As of yet, there are no integrated systems that give drivers everything they need to avoid texting while driving by simply linking up to the car. While systems like Siri are moving the medium forward, and programs like OnStar and Sync are making inroads where hands-free operation is concerned, your teen could probably benefit a bit more from some of the apps out there aimed at stopping them from reading and responding to messages when they should have their eyes on the road and both hands firmly in the ten and two positions.
AT&T DriveMode is one app that could come in handy where teen drivers are concerned, mainly because it stops all incoming transmissions (calls, texts, emails, and so on) from reaching your teen when the app is active. In addition, it delivers a pre-set message that lets contacts know when a user is driving and that he/she will be unable to respond until the app is disabled. On the upside, it does offer the ability to trade calls with five people on a contact list even while active (although texting is strictly verboten), as well as 911. The only problem is that you must rely on your teen driver to activate this application before driving begins in order for it to have the intended effect.

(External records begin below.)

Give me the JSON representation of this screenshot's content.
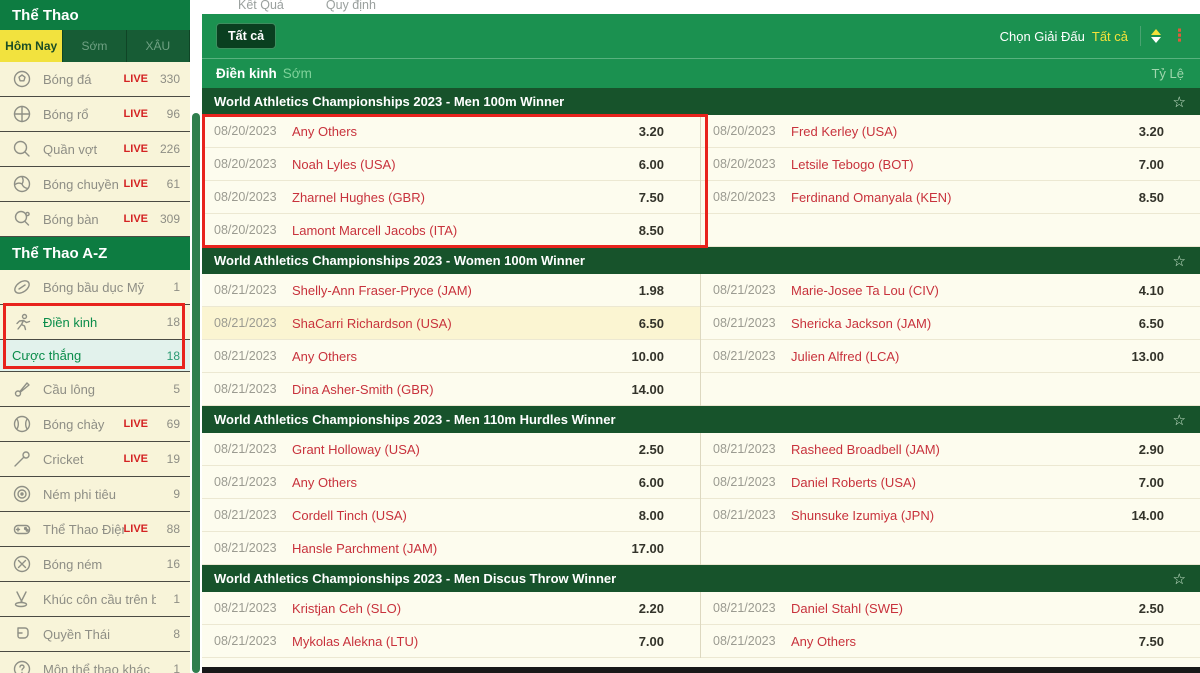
{
  "annotation_color": "#e8231d",
  "icons": {
    "star": "☆",
    "menu_dots": "⋮"
  },
  "topbar": {
    "links": [
      {
        "label": "Kết Quả"
      },
      {
        "label": "Quy định"
      }
    ]
  },
  "sidebar": {
    "title": "Thể Thao",
    "az_title": "Thể Thao A-Z",
    "live_label": "LIVE",
    "tabs": [
      {
        "label": "Hôm Nay",
        "active": true
      },
      {
        "label": "Sớm",
        "active": false
      },
      {
        "label": "XÂU",
        "active": false
      }
    ],
    "items": [
      {
        "icon": "football",
        "label": "Bóng đá",
        "live": true,
        "count": "330"
      },
      {
        "icon": "basketball",
        "label": "Bóng rổ",
        "live": true,
        "count": "96"
      },
      {
        "icon": "tennis",
        "label": "Quần vợt",
        "live": true,
        "count": "226"
      },
      {
        "icon": "volleyball",
        "label": "Bóng chuyền",
        "live": true,
        "count": "61"
      },
      {
        "icon": "table-tennis",
        "label": "Bóng bàn",
        "live": true,
        "count": "309"
      },
      {
        "type": "header",
        "label": "Thể Thao A-Z"
      },
      {
        "icon": "american-football",
        "label": "Bóng bầu dục Mỹ",
        "live": false,
        "count": "1"
      },
      {
        "icon": "athletics",
        "label": "Điền kinh",
        "live": false,
        "count": "18",
        "active": true
      },
      {
        "type": "subitem",
        "label": "Cược thắng",
        "count": "18"
      },
      {
        "icon": "badminton",
        "label": "Cầu lông",
        "live": false,
        "count": "5"
      },
      {
        "icon": "baseball",
        "label": "Bóng chày",
        "live": true,
        "count": "69"
      },
      {
        "icon": "cricket",
        "label": "Cricket",
        "live": true,
        "count": "19"
      },
      {
        "icon": "darts",
        "label": "Ném phi tiêu",
        "live": false,
        "count": "9"
      },
      {
        "icon": "esports",
        "label": "Thể Thao Điện Tử",
        "live": true,
        "count": "88"
      },
      {
        "icon": "handball",
        "label": "Bóng ném",
        "live": false,
        "count": "16"
      },
      {
        "icon": "ice-hockey",
        "label": "Khúc côn cầu trên băng",
        "live": false,
        "count": "1"
      },
      {
        "icon": "muay-thai",
        "label": "Quyền Thái",
        "live": false,
        "count": "8"
      },
      {
        "icon": "other-sports",
        "label": "Môn thể thao khác",
        "live": false,
        "count": "1"
      }
    ]
  },
  "main": {
    "all_button": "Tất cả",
    "choose_league_label": "Chọn Giải Đấu",
    "choose_league_value": "Tất cả",
    "sport_title": "Điền kinh",
    "sport_mode": "Sớm",
    "odds_header": "Tỷ Lệ",
    "sections": [
      {
        "title": "World Athletics Championships 2023 - Men 100m Winner",
        "left": [
          {
            "date": "08/20/2023",
            "name": "Any Others",
            "odds": "3.20"
          },
          {
            "date": "08/20/2023",
            "name": "Noah Lyles (USA)",
            "odds": "6.00"
          },
          {
            "date": "08/20/2023",
            "name": "Zharnel Hughes (GBR)",
            "odds": "7.50"
          },
          {
            "date": "08/20/2023",
            "name": "Lamont Marcell Jacobs (ITA)",
            "odds": "8.50"
          }
        ],
        "right": [
          {
            "date": "08/20/2023",
            "name": "Fred Kerley (USA)",
            "odds": "3.20"
          },
          {
            "date": "08/20/2023",
            "name": "Letsile Tebogo (BOT)",
            "odds": "7.00"
          },
          {
            "date": "08/20/2023",
            "name": "Ferdinand Omanyala (KEN)",
            "odds": "8.50"
          },
          {
            "empty": true
          }
        ]
      },
      {
        "title": "World Athletics Championships 2023 - Women 100m Winner",
        "left": [
          {
            "date": "08/21/2023",
            "name": "Shelly-Ann Fraser-Pryce (JAM)",
            "odds": "1.98"
          },
          {
            "date": "08/21/2023",
            "name": "ShaCarri Richardson (USA)",
            "odds": "6.50",
            "highlight": true
          },
          {
            "date": "08/21/2023",
            "name": "Any Others",
            "odds": "10.00"
          },
          {
            "date": "08/21/2023",
            "name": "Dina Asher-Smith (GBR)",
            "odds": "14.00"
          }
        ],
        "right": [
          {
            "date": "08/21/2023",
            "name": "Marie-Josee Ta Lou (CIV)",
            "odds": "4.10"
          },
          {
            "date": "08/21/2023",
            "name": "Shericka Jackson (JAM)",
            "odds": "6.50"
          },
          {
            "date": "08/21/2023",
            "name": "Julien Alfred (LCA)",
            "odds": "13.00"
          },
          {
            "empty": true
          }
        ]
      },
      {
        "title": "World Athletics Championships 2023 - Men 110m Hurdles Winner",
        "left": [
          {
            "date": "08/21/2023",
            "name": "Grant Holloway (USA)",
            "odds": "2.50"
          },
          {
            "date": "08/21/2023",
            "name": "Any Others",
            "odds": "6.00"
          },
          {
            "date": "08/21/2023",
            "name": "Cordell Tinch (USA)",
            "odds": "8.00"
          },
          {
            "date": "08/21/2023",
            "name": "Hansle Parchment (JAM)",
            "odds": "17.00"
          }
        ],
        "right": [
          {
            "date": "08/21/2023",
            "name": "Rasheed Broadbell (JAM)",
            "odds": "2.90"
          },
          {
            "date": "08/21/2023",
            "name": "Daniel Roberts (USA)",
            "odds": "7.00"
          },
          {
            "date": "08/21/2023",
            "name": "Shunsuke Izumiya (JPN)",
            "odds": "14.00"
          },
          {
            "empty": true
          }
        ]
      },
      {
        "title": "World Athletics Championships 2023 - Men Discus Throw Winner",
        "left": [
          {
            "date": "08/21/2023",
            "name": "Kristjan Ceh (SLO)",
            "odds": "2.20"
          },
          {
            "date": "08/21/2023",
            "name": "Mykolas Alekna (LTU)",
            "odds": "7.00"
          }
        ],
        "right": [
          {
            "date": "08/21/2023",
            "name": "Daniel Stahl (SWE)",
            "odds": "2.50"
          },
          {
            "date": "08/21/2023",
            "name": "Any Others",
            "odds": "7.50"
          }
        ]
      }
    ]
  }
}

Luckily, there are a couple of other excellent options. Textecution and Text-STAR are two that work on a similar premise; that drivers shouldn’t be texting when the car is in motion. Along these lines, both cut off the phone’s ability to send and receive text messages any time the speed of 10 mph is exceeded. The latter also allows users to set an auto-reply message for incoming texts on a schedule to go into effect at certain times; so whether your teen will be in the car or he/she doesn’t want to get texts during school hours, this app can manage incoming messages. Of course, you don’t need an industry source to tell you that the best option for most teens is a talk-to-text application, and it is for this reason the DriveSafe.ly app may be the winner. It not only offers pre-set responses to incoming texts, but it also reads messages aloud and allows drivers to respond by voice. In a world where teens want to be connected 24/7, this app could just help to meet both their needs and yours when they’re driving.